Some additional assumptions: suppose we have enough funding for a sizeable data collection and the aim is to ensure that we do not draw unwarranted conclusions from the research
We should then set the alpha-level at a more conservative value (\(\alpha = .001\)); with this, we expect to draw non-realistic conclusions in the interaction effect in only about 1 in every 1,000 experiments
We also want to be sure that we do detect an existing effect and keep our power high at 95%; with this, we expect that if there is an interaction effect, we would detect it in 19 out of 20 cases (only miss it in 1 out of 20, or 5%)
Running the power-simulation can be very memory-demanding and the code can run a very long time to complete; it’s advised to start from various “low-resolution” sample-sizes (e.g. n = 10, n = 100, n = 200, etc.) to get a rough idea of where we can expect our loop to end.

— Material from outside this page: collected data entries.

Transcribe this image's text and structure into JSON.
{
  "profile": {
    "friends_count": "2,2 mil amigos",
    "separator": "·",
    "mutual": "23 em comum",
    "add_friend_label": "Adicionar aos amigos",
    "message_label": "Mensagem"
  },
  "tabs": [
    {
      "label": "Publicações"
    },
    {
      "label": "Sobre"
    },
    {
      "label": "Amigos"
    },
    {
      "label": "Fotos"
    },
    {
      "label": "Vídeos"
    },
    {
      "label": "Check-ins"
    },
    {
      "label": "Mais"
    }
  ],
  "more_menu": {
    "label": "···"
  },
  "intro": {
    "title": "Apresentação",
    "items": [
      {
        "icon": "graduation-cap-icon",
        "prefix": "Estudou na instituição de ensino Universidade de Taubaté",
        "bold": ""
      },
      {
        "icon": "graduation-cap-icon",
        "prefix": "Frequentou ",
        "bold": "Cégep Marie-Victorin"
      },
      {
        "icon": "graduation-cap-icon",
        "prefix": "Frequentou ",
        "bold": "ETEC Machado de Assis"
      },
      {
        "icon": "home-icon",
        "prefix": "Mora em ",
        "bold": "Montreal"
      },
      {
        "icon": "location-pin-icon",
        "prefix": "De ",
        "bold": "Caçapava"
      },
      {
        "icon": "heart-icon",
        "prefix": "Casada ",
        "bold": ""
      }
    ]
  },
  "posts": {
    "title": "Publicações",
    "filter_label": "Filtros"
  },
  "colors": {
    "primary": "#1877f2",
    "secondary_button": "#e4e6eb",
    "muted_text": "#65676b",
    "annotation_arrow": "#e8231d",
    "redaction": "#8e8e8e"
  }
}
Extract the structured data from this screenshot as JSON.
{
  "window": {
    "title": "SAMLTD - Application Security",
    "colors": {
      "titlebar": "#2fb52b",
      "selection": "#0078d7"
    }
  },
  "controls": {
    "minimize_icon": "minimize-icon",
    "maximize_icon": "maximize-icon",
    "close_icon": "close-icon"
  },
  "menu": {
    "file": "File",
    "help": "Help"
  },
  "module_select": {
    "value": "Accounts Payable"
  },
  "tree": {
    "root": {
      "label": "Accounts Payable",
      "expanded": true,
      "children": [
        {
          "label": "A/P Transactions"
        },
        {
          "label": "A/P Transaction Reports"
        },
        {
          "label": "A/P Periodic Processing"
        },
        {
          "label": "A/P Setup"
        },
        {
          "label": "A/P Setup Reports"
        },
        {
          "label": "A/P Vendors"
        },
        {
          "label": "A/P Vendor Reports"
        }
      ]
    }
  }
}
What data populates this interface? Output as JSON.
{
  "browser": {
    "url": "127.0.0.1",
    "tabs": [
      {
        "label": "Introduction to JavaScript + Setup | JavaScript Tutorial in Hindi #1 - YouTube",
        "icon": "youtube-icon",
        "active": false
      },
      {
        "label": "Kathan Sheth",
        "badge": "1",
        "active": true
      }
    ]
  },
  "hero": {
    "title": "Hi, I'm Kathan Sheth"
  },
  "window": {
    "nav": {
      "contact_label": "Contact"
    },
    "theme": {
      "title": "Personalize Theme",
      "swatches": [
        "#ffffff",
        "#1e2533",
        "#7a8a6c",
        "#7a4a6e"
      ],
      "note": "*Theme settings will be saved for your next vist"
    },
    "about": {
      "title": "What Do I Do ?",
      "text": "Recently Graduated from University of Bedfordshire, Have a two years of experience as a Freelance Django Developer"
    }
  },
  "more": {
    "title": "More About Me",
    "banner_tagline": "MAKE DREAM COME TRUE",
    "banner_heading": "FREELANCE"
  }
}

Then, the search can be made more specific in order to identify a more precise sample size.

set.seed(1)
n_sims <- 1000 # we want 1000 simulations
p_vals <- c()
power_at_n <- c(0) # this vector will contain the power for each sample-size (it needs the initial 0 for the while-loop to work)
n <- 100 # sample-size and start at 100 as we can be pretty sure this will not suffice for such a small effect
n_increase <- 100 # by which stepsize should n be increased
i <- 2

power_crit <- .95
alpha <- .001

while(power_at_n[i-1] < power_crit){
  for(sim in 1:n_sims){
    group_TI <-  rnorm(n, 43, 15)
    group_VI <-  rnorm(n, 40, 15)
    group_TE <-  rnorm(n, 45, 15)
    group_VE <-  rnorm(n, 47, 15)
    
    participant <- c(1:(n*4))
    focus <- rep(c("internal", "external"), each = n*2)
    media <- rep(c("text", "visual"), each = n, times = 2)
    
    data <- data.frame(participant = participant, focus = focus, media = media, score = c(group_TI, group_VI, group_TE, group_VE))
    data$media_sum_num <- ifelse(data$media == "text", 1, -1) # apply sum-to-zero coding
    data$focus_sum_num <- ifelse(data$focus == "external", 1, -1) 
    lm_int <- lm(score ~ 1 + focus_sum_num + media_sum_num + focus_sum_num:media_sum_num, data = data) # fit the model with the interaction
    lm_null <- lm(score ~ 1 + focus_sum_num + media_sum_num, data = data) # fit the model without the interaction
    p_vals[sim] <- anova(lm_int, lm_null)$`Pr(>F)`[2] # put the p-values in a list
  }
    print(n)
    power_at_n[i] <- mean(p_vals < alpha) # check power (i.e. proportion of p-values that are smaller than alpha-level of .10)
    names(power_at_n)[i] <- n
    n <- n+n_increase # increase sample-size by 100 for low-resolution testing first
    i <- i+1 # increase index of the while-loop by 1 to save power and cohens d to vector
}

[1] 100
[1] 200
[1] 300
[1] 400
[1] 500
[1] 600
[1] 700
[1] 800
[1] 900

power_at_n <- power_at_n[-1] # delete first 0 from the vector

We can plot the results form the power-simulation:

At roughly 900 participants we observe sufficient power

References

Gelman, Andrew, Jennifer Hill, and Aki Vehtari. 2020. Regression and other stories. Cambridge: Cambridge University Press.